To me, that was some of the most vivid imagery in the whole book. And evil imagery, I might add. I know Reuben dreamt it, but with his Dad's supernatural abilities and all, I stopped to wonder if Reuben actually caught a glimpse of an evil spirit. Especially since he later pointed out the devilish little man's cousin in a Goya lineup. But describing how no more breath could be found in his lungs; how Jeremiah prayed for him bedside, Roxanna whacked, and Swede cried - it sounded like a very dire situation.

I don't recall Reuben ever falling into depression after his asthma until then. The next day, he wakened to utter fatigue, shallow breath, and Roxanna & his family outside in the gleaming, white snow. He felt abandoned. His thoughts seemed very dark:

"I crawled back in bed under the weight of the sun and joy and adventure happening outdoors, and I thought dangerous things to myself. Back to mind came every hurt I'd endured for my defect, every awaited thing I'd missed. It seemed to me such wrongs were legion in my short life. It seemed that I'd been left alone here by the callousness of my family; that should the man with the skin bag return I might not fight so hard next time; that this house was so empty even God was not inside it. He was out there with the others, having fun."
[page 185]

But after such a horrific dream and serious asthma attack, I can understand his dark thoughts. Whether you struggle with a long-term illness as a child or in adulthood, I do think there comes a time (even to the most saintly) when you feel as if God has abandoned you. You know better, you remember Scripture saying otherwise, yet try as you might, it feels like God isn't listening anymore. Like He skipped town. As y'all know, I'm dealing with several health issues which I do believe God is healing, but very slowly. I'm ashamed to admit that I've frowned often, complained, and wondered where in the heck God was (when He was right there).

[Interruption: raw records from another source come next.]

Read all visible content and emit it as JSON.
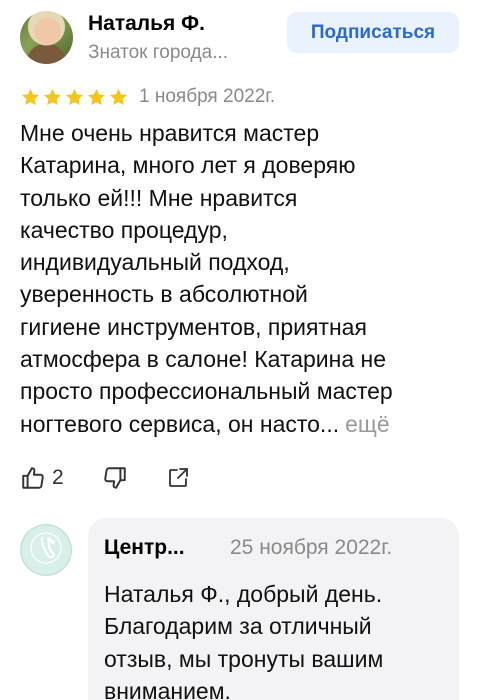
{
  "author": {
    "name": "Наталья Ф.",
    "level": "Знаток города..."
  },
  "subscribe_label": "Подписаться",
  "rating": {
    "stars": 5,
    "max": 5,
    "color": "#f5c518"
  },
  "review": {
    "date": "1 ноября 2022г.",
    "lines": [
      "Мне очень нравится мастер",
      "Катарина, много лет я доверяю",
      "только ей!!! Мне нравится",
      "качество процедур,",
      "индивидуальный подход,",
      "уверенность в абсолютной",
      "гигиене инструментов, приятная",
      "атмосфера в салоне! Катарина не",
      "просто профессиональный мастер",
      "ногтевого сервиса, он насто..."
    ],
    "more_label": "ещё"
  },
  "actions": {
    "like_icon": "thumbs-up-icon",
    "like_count": "2",
    "dislike_icon": "thumbs-down-icon",
    "share_icon": "share-icon"
  },
  "reply": {
    "author": "Центр...",
    "date": "25 ноября 2022г.",
    "lines": [
      "Наталья Ф., добрый день.",
      "Благодарим за отличный",
      "отзыв, мы тронуты вашим",
      "вниманием."
    ]
  },
  "colors": {
    "accent": "#2a6ad2",
    "accent_bg": "#eaf2fd",
    "muted": "#8a8a8a",
    "reply_bg": "#f3f3f5"
  }
}
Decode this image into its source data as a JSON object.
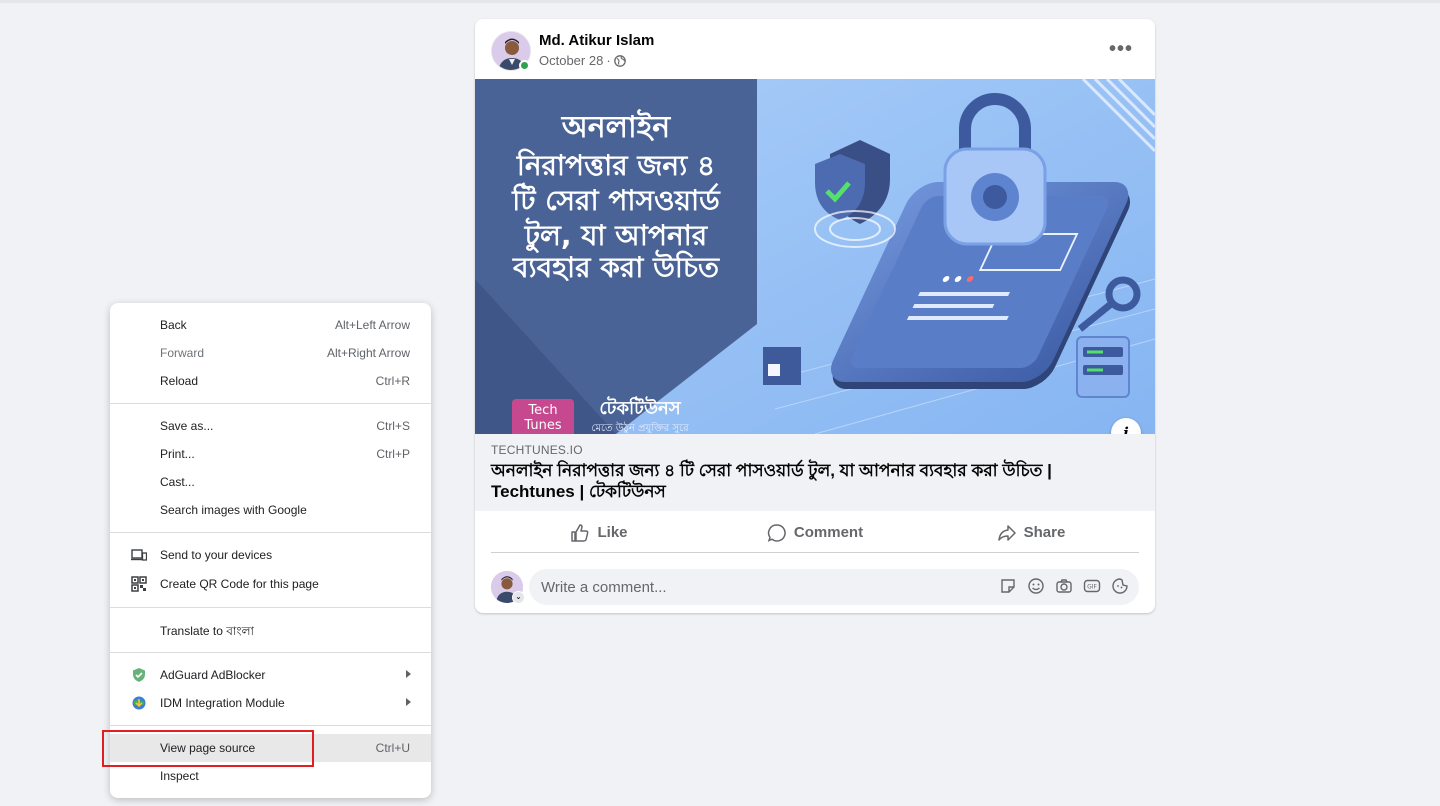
{
  "post": {
    "author": "Md. Atikur Islam",
    "date": "October 28",
    "meta_separator": "·",
    "privacy_icon": "globe-icon",
    "more_label": "•••",
    "image": {
      "headline": "অনলাইন নিরাপত্তার জন্য ৪ টি সেরা পাসওয়ার্ড টুল, যা আপনার ব্যবহার করা উচিত",
      "brand_logo": "Tech Tunes",
      "brand_name": "টেকটিউনস",
      "brand_tagline": "মেতে উঠুন প্রযুক্তির সুরে"
    },
    "info_label": "i",
    "link": {
      "domain": "TECHTUNES.IO",
      "title": "অনলাইন নিরাপত্তার জন্য ৪ টি সেরা পাসওয়ার্ড টুল, যা আপনার ব্যবহার করা উচিত | Techtunes | টেকটিউনস"
    },
    "actions": {
      "like": "Like",
      "comment": "Comment",
      "share": "Share"
    },
    "comment_placeholder": "Write a comment...",
    "comment_avatar_chevron": "⌄",
    "comment_tools": [
      "sticker-icon",
      "emoji-icon",
      "camera-icon",
      "gif-icon",
      "avatar-sticker-icon"
    ],
    "colors": {
      "online": "#31a24c",
      "secondary_text": "#65676b"
    }
  },
  "context_menu": {
    "items": [
      {
        "label": "Back",
        "shortcut": "Alt+Left Arrow"
      },
      {
        "label": "Forward",
        "shortcut": "Alt+Right Arrow",
        "disabled": true
      },
      {
        "label": "Reload",
        "shortcut": "Ctrl+R"
      },
      {
        "label": "Save as...",
        "shortcut": "Ctrl+S"
      },
      {
        "label": "Print...",
        "shortcut": "Ctrl+P"
      },
      {
        "label": "Cast...",
        "shortcut": ""
      },
      {
        "label": "Search images with Google",
        "shortcut": ""
      },
      {
        "label": "Send to your devices",
        "icon": "devices-icon"
      },
      {
        "label": "Create QR Code for this page",
        "icon": "qr-code-icon"
      },
      {
        "label": "Translate to বাংলা"
      },
      {
        "label": "AdGuard AdBlocker",
        "icon": "adguard-icon",
        "submenu": true
      },
      {
        "label": "IDM Integration Module",
        "icon": "idm-icon",
        "submenu": true
      },
      {
        "label": "View page source",
        "shortcut": "Ctrl+U",
        "highlighted": true
      },
      {
        "label": "Inspect"
      }
    ],
    "highlight_color": "#e02020"
  }
}
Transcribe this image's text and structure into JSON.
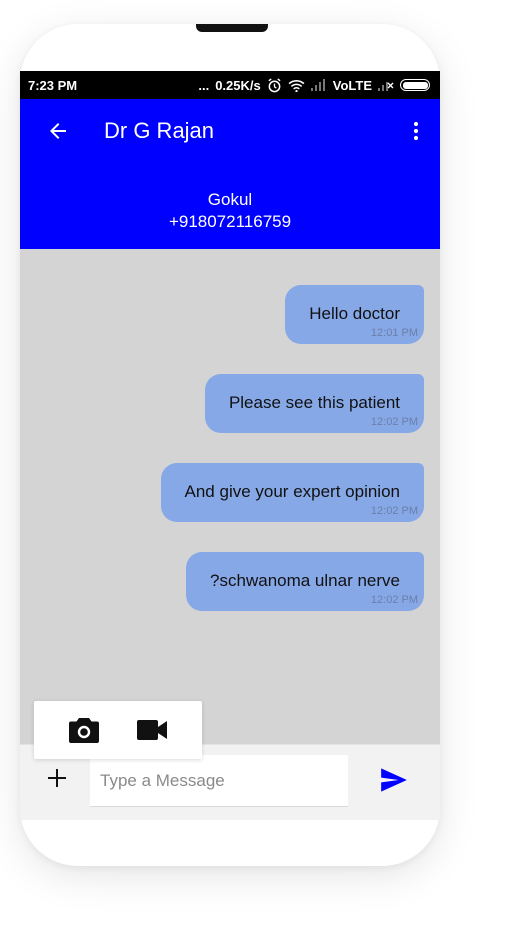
{
  "status_bar": {
    "time": "7:23 PM",
    "dots": "...",
    "network_speed": "0.25K/s",
    "carrier": "VoLTE"
  },
  "header": {
    "title": "Dr G Rajan",
    "patient_name": "Gokul",
    "patient_phone": "+918072116759"
  },
  "messages": [
    {
      "text": "Hello doctor",
      "time": "12:01 PM"
    },
    {
      "text": "Please see this patient",
      "time": "12:02 PM"
    },
    {
      "text": "And give your expert opinion",
      "time": "12:02 PM"
    },
    {
      "text": "?schwanoma ulnar nerve",
      "time": "12:02 PM"
    }
  ],
  "composer": {
    "placeholder": "Type a Message"
  },
  "colors": {
    "app_bar": "#0000ff",
    "bubble": "#86a8e7",
    "send_icon": "#0000ff",
    "chat_background": "#d4d4d4"
  },
  "icons": {
    "back": "arrow-back-icon",
    "more": "more-vert-icon",
    "camera": "camera-icon",
    "video": "videocam-icon",
    "add": "plus-icon",
    "send": "send-icon"
  }
}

And then I realized, I relate the most to Reuben in this book. I'm not exactly sure why; he's a boy, after all. One thing I've concluded is that I watch everyone like he does; quite intently. But I do relate to this young man, and I'm wondering, do y'all relate to a particular character? Why?

4 comments:

Libby said...

Wow thanks for the picture! That is amazing seeing it after reading his description.
I have been there like Rueben and you . I loved how he described it -him thinking dangerous things to himself etc how the battle so starts in the mind of the downward spiral. ugh how i've been there too! Thank you for being vulnerable and so real about that struggle.
I think I could relate to Mrs DeCuellar-i'm not spelling that right.I love how she wasn't able to have children,like myself, yet she loved children and lavished affection on them versus cutting her heart off from them. She resonnated with me.
I don't know if you would ever want to share the health issues you struggle with but i'm here to listen via email. Someitmes it helps to have at least one place you can just pour it out. I don't want to intrude though and know health things can be very personal and it can feel risky sharing them. Anyway love the book

jenni said...

Thank you, Libby. I've written a lot about my health on my other blog, so I'd rather not do so here, in detail anyway (for my readers' sake). But I have a yeast (candida) overgrowth in my body which I'm killing (fun, fun), adrenal fatigue, and low thyroid. All together it is too much sometimes. But I'm thankful for a great doctor, great treatment/meds, and an end in sight - when God is ready.
:)

Crystal said...

Although Reuben never comes out and says it I think that he is feeling the same things we are as we read. "Why hasn't my Dad healed me?" He knows he can do it. For Reuben it isn't just a matter of God abandoning him, but also his father (using God's power or course). Talk about reason for doubt and depression. Although, I will agree that Reuben only seems to fall into that dark trap once throughout the ordeal...which is more than I could probably say for myself in the same situation.

jenni said...

I agree, Crystal.... Reuben displayed there what we all feel towards God quite often, "But why not?"